Elaborating further, Senior Branch Director, Pune, Shantanu Mazumder said the transactions have dropped despite the increase in new completions. “H1 2017 recorded 1.7 million sq ft of new office space completions, a 35 per cent rise over H1 2016. However, a significant portion of these were small projects with leasable area of less than one lakh sq ft, which are not the ones desired by the city’s top occupier industries,” he said.
He added that the rise in popularity of co-working spaces, mainly occupied by start-ups, has led to a decrease in transactions. “Co-working spaces have emerged as the dark horse in this regard. Co-working spaces involve groups of start-ups, creative consultants, freelancers and Small and Medium Enterprises (SMEs) which share the workplace and breakthrough ideas, expand their business horizon and gain a fresh standpoint on their own businesses by dint of sharing workspaces.
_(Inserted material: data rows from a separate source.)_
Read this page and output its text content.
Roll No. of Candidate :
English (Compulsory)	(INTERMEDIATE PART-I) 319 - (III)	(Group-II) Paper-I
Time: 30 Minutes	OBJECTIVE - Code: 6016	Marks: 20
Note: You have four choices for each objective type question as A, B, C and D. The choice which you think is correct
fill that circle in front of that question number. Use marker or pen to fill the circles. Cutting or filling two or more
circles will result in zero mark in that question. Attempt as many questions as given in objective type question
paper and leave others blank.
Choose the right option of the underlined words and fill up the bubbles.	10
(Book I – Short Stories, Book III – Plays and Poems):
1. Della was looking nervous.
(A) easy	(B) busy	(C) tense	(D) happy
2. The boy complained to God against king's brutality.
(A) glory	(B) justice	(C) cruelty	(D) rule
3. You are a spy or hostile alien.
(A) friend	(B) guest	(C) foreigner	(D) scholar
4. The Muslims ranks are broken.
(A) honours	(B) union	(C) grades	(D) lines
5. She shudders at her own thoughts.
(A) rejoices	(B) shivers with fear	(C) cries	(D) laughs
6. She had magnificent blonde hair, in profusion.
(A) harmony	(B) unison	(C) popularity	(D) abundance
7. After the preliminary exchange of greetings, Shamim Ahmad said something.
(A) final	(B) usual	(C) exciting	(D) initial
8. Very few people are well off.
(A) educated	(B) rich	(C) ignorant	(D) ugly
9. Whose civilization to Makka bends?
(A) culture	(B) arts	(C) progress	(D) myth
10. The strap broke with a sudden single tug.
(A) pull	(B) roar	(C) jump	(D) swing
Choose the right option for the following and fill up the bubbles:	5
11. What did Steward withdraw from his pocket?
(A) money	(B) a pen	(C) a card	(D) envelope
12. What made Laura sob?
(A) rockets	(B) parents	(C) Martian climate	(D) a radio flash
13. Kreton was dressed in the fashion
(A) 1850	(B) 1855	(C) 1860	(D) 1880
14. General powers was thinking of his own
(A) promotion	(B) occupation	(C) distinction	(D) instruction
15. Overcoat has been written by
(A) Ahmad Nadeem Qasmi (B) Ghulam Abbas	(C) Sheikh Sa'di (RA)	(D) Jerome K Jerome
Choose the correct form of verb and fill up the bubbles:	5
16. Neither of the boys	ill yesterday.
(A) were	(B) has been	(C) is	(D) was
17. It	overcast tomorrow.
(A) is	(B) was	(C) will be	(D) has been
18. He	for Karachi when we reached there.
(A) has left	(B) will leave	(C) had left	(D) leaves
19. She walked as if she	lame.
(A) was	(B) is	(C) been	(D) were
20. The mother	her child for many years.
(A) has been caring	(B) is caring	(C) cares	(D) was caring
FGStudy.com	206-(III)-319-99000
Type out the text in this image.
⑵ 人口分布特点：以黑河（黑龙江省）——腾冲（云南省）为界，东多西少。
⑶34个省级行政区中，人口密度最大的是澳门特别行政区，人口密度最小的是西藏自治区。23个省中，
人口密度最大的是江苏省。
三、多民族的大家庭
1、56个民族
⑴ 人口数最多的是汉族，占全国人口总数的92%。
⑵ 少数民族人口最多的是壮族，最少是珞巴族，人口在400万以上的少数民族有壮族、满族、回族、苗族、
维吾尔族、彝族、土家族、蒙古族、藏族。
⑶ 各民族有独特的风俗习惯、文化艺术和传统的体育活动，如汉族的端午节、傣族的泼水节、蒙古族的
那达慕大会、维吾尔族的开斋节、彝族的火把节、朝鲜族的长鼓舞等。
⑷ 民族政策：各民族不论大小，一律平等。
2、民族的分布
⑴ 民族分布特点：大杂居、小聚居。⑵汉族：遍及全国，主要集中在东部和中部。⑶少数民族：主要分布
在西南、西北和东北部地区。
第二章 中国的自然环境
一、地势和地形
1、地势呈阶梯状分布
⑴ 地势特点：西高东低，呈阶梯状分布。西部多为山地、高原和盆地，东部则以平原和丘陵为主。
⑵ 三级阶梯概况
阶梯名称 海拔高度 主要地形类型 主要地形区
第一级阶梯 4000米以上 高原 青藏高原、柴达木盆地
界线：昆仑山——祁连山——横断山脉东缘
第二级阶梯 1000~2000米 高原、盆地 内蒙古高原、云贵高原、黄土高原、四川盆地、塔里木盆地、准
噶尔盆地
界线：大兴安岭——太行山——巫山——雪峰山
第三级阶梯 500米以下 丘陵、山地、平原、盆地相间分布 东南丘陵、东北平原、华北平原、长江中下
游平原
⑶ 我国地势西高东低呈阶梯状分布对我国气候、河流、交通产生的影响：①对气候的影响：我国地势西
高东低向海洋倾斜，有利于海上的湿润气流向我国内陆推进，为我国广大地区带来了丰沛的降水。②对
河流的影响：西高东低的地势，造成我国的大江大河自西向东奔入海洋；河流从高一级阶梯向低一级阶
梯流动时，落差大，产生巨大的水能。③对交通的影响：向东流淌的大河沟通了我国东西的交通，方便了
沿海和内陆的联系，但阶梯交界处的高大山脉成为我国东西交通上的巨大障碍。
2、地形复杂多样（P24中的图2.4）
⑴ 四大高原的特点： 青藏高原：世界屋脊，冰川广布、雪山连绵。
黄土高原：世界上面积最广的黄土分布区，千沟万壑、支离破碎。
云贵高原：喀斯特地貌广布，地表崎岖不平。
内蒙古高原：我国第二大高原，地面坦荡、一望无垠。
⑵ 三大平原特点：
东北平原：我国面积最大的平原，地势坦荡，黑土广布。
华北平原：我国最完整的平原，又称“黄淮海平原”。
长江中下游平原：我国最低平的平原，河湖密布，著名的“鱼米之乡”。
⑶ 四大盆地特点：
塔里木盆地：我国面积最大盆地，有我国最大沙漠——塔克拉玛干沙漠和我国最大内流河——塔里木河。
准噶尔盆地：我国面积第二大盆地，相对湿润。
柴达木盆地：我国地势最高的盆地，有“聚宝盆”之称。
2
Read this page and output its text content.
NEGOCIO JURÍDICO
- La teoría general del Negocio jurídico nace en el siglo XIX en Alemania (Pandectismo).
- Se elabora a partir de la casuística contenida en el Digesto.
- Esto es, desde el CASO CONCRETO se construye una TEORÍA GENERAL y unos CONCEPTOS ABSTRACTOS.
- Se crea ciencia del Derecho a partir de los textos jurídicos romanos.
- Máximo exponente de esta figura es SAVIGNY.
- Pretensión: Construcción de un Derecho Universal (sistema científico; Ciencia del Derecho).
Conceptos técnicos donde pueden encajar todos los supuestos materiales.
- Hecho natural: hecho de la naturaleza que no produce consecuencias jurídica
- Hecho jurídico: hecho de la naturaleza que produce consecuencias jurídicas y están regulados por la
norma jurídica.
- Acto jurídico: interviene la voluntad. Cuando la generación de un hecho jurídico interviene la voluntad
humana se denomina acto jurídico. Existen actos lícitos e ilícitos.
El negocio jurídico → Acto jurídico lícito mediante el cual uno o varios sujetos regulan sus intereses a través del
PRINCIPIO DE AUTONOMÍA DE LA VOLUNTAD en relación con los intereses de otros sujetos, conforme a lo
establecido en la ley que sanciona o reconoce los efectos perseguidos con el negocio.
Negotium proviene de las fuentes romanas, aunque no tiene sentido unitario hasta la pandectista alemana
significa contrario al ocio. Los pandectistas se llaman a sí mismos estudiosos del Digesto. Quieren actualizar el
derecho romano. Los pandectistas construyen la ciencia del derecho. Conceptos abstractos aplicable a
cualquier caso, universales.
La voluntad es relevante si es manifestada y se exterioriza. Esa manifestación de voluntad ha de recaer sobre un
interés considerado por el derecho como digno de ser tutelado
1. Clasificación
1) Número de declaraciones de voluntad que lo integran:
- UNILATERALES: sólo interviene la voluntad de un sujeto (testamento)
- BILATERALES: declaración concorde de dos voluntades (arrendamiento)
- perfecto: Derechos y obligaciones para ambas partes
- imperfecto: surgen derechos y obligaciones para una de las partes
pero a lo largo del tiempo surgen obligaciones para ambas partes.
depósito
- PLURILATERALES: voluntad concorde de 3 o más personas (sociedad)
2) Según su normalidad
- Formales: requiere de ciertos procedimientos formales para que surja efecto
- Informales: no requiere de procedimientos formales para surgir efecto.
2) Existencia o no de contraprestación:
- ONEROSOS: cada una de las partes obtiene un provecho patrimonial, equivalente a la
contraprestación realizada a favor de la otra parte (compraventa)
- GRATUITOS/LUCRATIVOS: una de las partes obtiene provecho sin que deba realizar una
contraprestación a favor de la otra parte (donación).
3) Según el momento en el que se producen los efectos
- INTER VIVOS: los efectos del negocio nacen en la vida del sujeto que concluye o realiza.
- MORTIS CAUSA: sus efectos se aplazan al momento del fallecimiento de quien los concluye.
Such co-working spaces have taken up as much as 1.28 lakh sq ft of office space during H1 2017. Markets like Baner, Nagar Road and Hadapsar are popular co-working space locales,” the survey report revealed.
He said that co-working spaces have ensured a leap in percentage of transactions by micro-market and other services from 13 per cent in H1 2016 to 22 per cent in H1 2017.
Mazumder added that the vacancy levels in the city are at a record low. “The office space vacancy levels in 2009 stood at 28 per cent and have been reducing ever since. In H1 2017, the vacancy levels in the city stood at 7.9 per cent. The vacancy levels in areas such as Kharadi, Vimannagar, Yerawada and Nagar Road are even lower as these areas are highly preferred by occupiers with absolutely no availability of good quality office space,” he explained.
According to Mazumder, a similar situation is expected for the second half of the year as no major new supply has been lined up. “Lot of supply is set to hit the market by mid to end of 2018 which will ease the office space availability scenario,” he added.